I am hopeful that Americans will understand how important this nomination is as the hearings move forward this week and they will let their representatives know they want to see a fight.

And I sent this to the Editors of the San Francisco Chronicle ...

Proposals about building fences or walls along our border with Mexico are inspired by racist and xenophobic forces who would have such barriers be permanent and impenetrable if they thought they could convince the public of such lunacy. Surely the rest of us understand that at some point borders will become irrelevant or at least only as significant as the border between California and Nevada. The question we should be debating is whether this process will take 10 years or 100. I would argue that it should happen before 2015 and the reason is one you missed in your Editorial "Border Madness."
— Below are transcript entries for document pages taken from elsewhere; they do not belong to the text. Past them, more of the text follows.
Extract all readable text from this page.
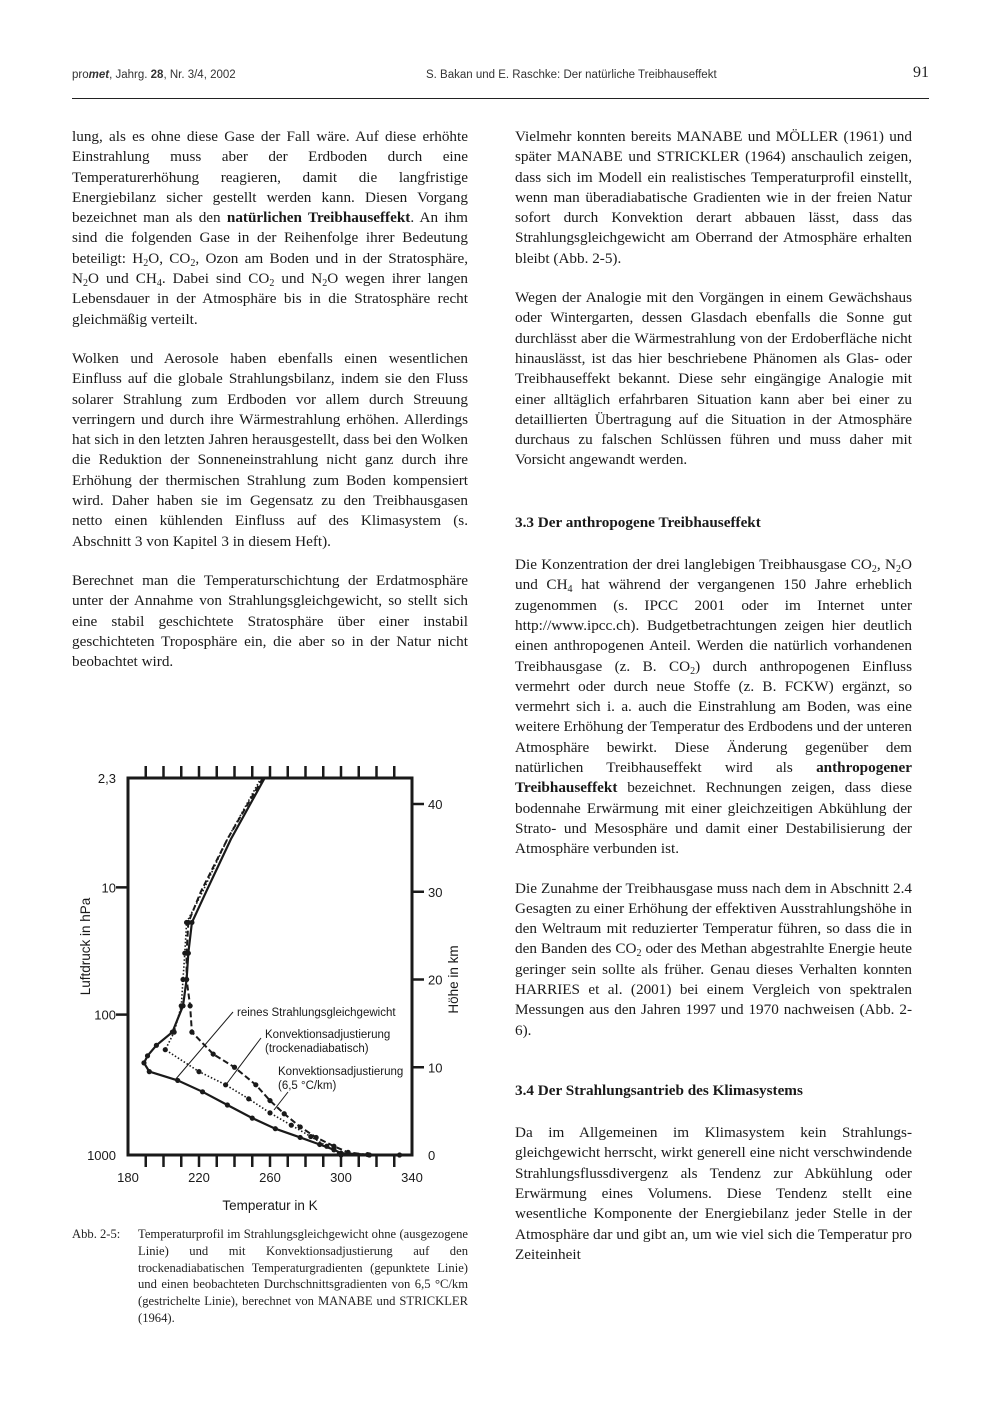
promet, Jahrg. 28, Nr. 3/4, 2002	S. Bakan und E. Raschke: Der natürliche Treibhauseffekt	91

lung, als es ohne diese Gase der Fall wäre. Auf diese erhöhte Einstrahlung muss aber der Erdboden durch eine Temperaturerhöhung reagieren, damit die langfristige Energiebilanz sicher gestellt werden kann. Diesen Vorgang bezeichnet man als den natürlichen Treibhauseffekt. An ihm sind die folgenden Gase in der Reihenfolge ihrer Bedeutung beteiligt: $H_2O$, $CO_2$, Ozon am Boden und in der Stratosphäre, $N_2O$ und $CH_4$. Dabei sind $CO_2$ und $N_2O$ wegen ihrer langen Lebensdauer in der Atmosphäre bis in die Stratosphäre recht gleichmäßig verteilt.

Wolken und Aerosole haben ebenfalls einen wesentlichen Einfluss auf die globale Strahlungsbilanz, indem sie den Fluss solarer Strahlung zum Erdboden vor allem durch Streuung verringern und durch ihre Wärmestrahlung erhöhen. Allerdings hat sich in den letzten Jahren herausgestellt, dass bei den Wolken die Reduktion der Sonneneinstrahlung nicht ganz durch ihre Erhöhung der thermischen Strahlung zum Boden kompensiert wird. Daher haben sie im Gegensatz zu den Treibhausgasen netto einen kühlenden Einfluss auf des Klimasystem (s. Abschnitt 3 von Kapitel 3 in diesem Heft).

Berechnet man die Temperaturschichtung der Erdatmosphäre unter der Annahme von Strahlungsgleichgewicht, so stellt sich eine stabil geschichtete Stratosphäre über einer instabil geschichteten Troposphäre ein, die aber so in der Natur nicht beobachtet wird.

180	220	260	300	340
Temperatur in K
2,3
10
100
1000
Luftdruck in hPa
0
10
20
30
40
Höhe in km
reines Strahlungsgleichgewicht
Konvektionsadjustierung
(trockenadiabatisch)
Konvektionsadjustierung
(6,5 °C/km)
Abb. 2-5: Temperaturprofil im Strahlungsgleichgewicht ohne (ausgezogene Linie) und mit Konvektionsadjustierung auf den trockenadiabatischen Temperaturgradienten (gepunktete Linie) und einen beobachteten Durchschnittsgradienten von 6,5 °C/km (gestrichelte Linie), berechnet von MANABE und STRICKLER (1964).

Vielmehr konnten bereits MANABE und MÖLLER (1961) und später MANABE und STRICKLER (1964) anschaulich zeigen, dass sich im Modell ein realistisches Temperaturprofil einstellt, wenn man überadiabatische Gradienten wie in der freien Natur sofort durch Konvektion derart abbauen lässt, dass das Strahlungsgleichgewicht am Oberrand der Atmosphäre erhalten bleibt (Abb. 2-5).

Wegen der Analogie mit den Vorgängen in einem Gewächshaus oder Wintergarten, dessen Glasdach ebenfalls die Sonne gut durchlässt aber die Wärmestrahlung von der Erdoberfläche nicht hinauslässt, ist das hier beschriebene Phänomen als Glas- oder Treibhauseffekt bekannt. Diese sehr eingängige Analogie mit einer alltäglich erfahrbaren Situation kann aber bei einer zu detaillierten Übertragung auf die Situation in der Atmosphäre durchaus zu falschen Schlüssen führen und muss daher mit Vorsicht angewandt werden.

3.3 Der anthropogene Treibhauseffekt

Die Konzentration der drei langlebigen Treibhausgase $CO_2$, $N_2O$ und $CH_4$ hat während der vergangenen 150 Jahre erheblich zugenommen (s. IPCC 2001 oder im Internet unter http://www.ipcc.ch). Budgetbetrachtungen zeigen hier deutlich einen anthropogenen Anteil. Werden die natürlich vorhandenen Treibhausgase (z. B. $CO_2$) durch anthropogenen Einfluss vermehrt oder durch neue Stoffe (z. B. FCKW) ergänzt, so vermehrt sich i. a. auch die Einstrahlung am Boden, was eine weitere Erhöhung der Temperatur des Erdbodens und der unteren Atmosphäre bewirkt. Diese Änderung gegenüber dem natürlichen Treibhauseffekt wird als anthropogener Treibhauseffekt bezeichnet. Rechnungen zeigen, dass diese bodennahe Erwärmung mit einer gleichzeitigen Abkühlung der Strato- und Mesosphäre und damit einer Destabilisierung der Atmosphäre verbunden ist.

Die Zunahme der Treibhausgase muss nach dem in Abschnitt 2.4 Gesagten zu einer Erhöhung der effektiven Ausstrahlungshöhe in den Weltraum mit reduzierter Temperatur führen, so dass die in den Banden des $CO_2$ oder des Methan abgestrahlte Energie heute geringer sein sollte als früher. Genau dieses Verhalten konnten HARRIES et al. (2001) bei einem Vergleich von spektralen Messungen aus den Jahren 1997 und 1970 nachweisen (Abb. 2-6).

3.4 Der Strahlungsantrieb des Klimasystems

Da im Allgemeinen im Klimasystem kein Strahlungsgleichgewicht herrscht, wirkt generell eine nicht verschwindende Strahlungsflussdivergenz als Tendenz zur Abkühlung oder Erwärmung eines Volumens. Diese Tendenz stellt eine wesentliche Komponente der Energiebilanz jeder Stelle in der Atmosphäre dar und gibt an, um wie viel sich die Temperatur pro Zeiteinheit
You attempt to argue that the kind of enforcement proposed by some in Congress may counterintuitively lead to more illegal immigrants in the U.S. So you agree with the underlying assumption of those in Congress that illegal immigration is a problem and reducing the number immigrants is highly desirable. In fact many well-researched and respected studies show that the influx of immigrants into this country in recent decades has helped more than hurt our economy. There simply is no border emergency. The solution to the "problem" of illegal immigration is to legalize many more immigrants and begin minimizing other immigration restrictions. It is unfortunate that right-wing hysteria has pushed this solution out of the mainstream.
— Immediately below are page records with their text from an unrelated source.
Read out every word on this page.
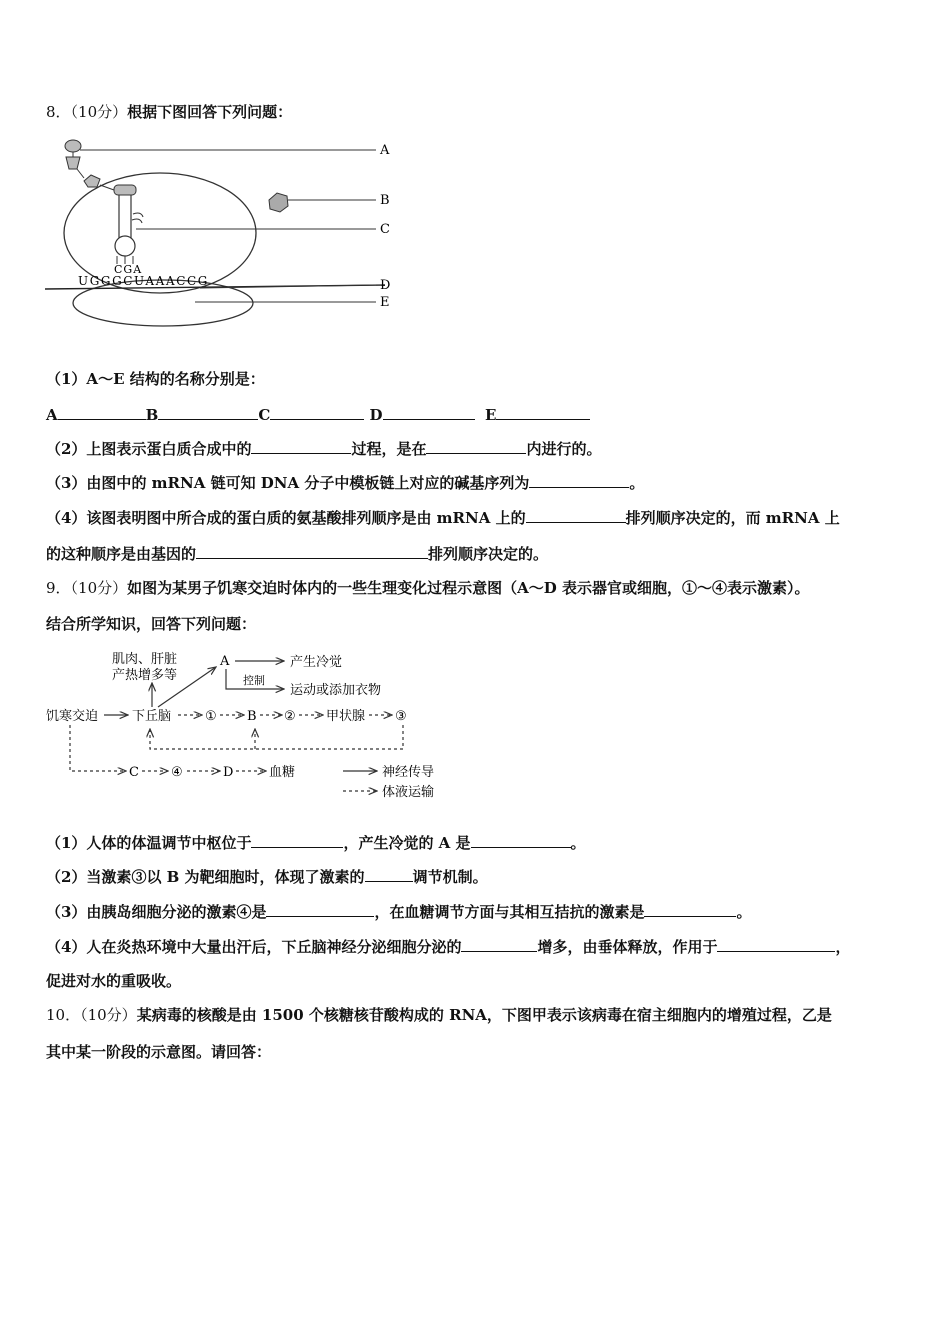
8．（10分）根据下图回答下列问题：
A
B
C
D
E
CGA
UGGGCUAAACCG
（1）A～E 结构的名称分别是：
A	B	C	D	E
（2）上图表示蛋白质合成中的	过程，是在	内进行的。
（3）由图中的 mRNA 链可知 DNA 分子中模板链上对应的碱基序列为	。
（4）该图表明图中所合成的蛋白质的氨基酸排列顺序是由 mRNA 上的	排列顺序决定的，而 mRNA 上
的这种顺序是由基因的	排列顺序决定的。
9．（10分）如图为某男子饥寒交迫时体内的一些生理变化过程示意图（A～D 表示器官或细胞，①～④表示激素）。
结合所学知识，回答下列问题：
肌肉、肝脏
产热增多等
A	产生冷觉
控制
运动或添加衣物
饥寒交迫	下丘脑	① B ② 甲状腺 ③
C ④	D	血糖	神经传导
体液运输
（1）人体的体温调节中枢位于	，产生冷觉的 A 是	。
（2）当激素③以 B 为靶细胞时，体现了激素的	调节机制。
（3）由胰岛细胞分泌的激素④是	，在血糖调节方面与其相互拮抗的激素是	。
（4）人在炎热环境中大量出汗后，下丘脑神经分泌细胞分泌的	增多，由垂体释放，作用于	，
促进对水的重吸收。
10．（10分）某病毒的核酸是由 1500 个核糖核苷酸构成的 RNA，下图甲表示该病毒在宿主细胞内的增殖过程，乙是
其中某一阶段的示意图。请回答：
Thursday, January 05, 2006

Wednesday, January 04, 2006

Der Fuhrer Will Keep Us Safe

O.K. maybe that's a bit hyperbolic, but check out this quote from Senator John Cornyn defending Bush's domestic spying: "None of your civil liberties matter much after you're dead."

As long as our glorious leader says he is ignoring the 4th Amendment because he must do so in order to keep us safe, not just safe but alive, then we should not complain. Remember the horror of September 11th? Do you want to experience that a million times greater, right in your backyard? Then let's just forget about the Bill of Rights until the War on Terrorism is won.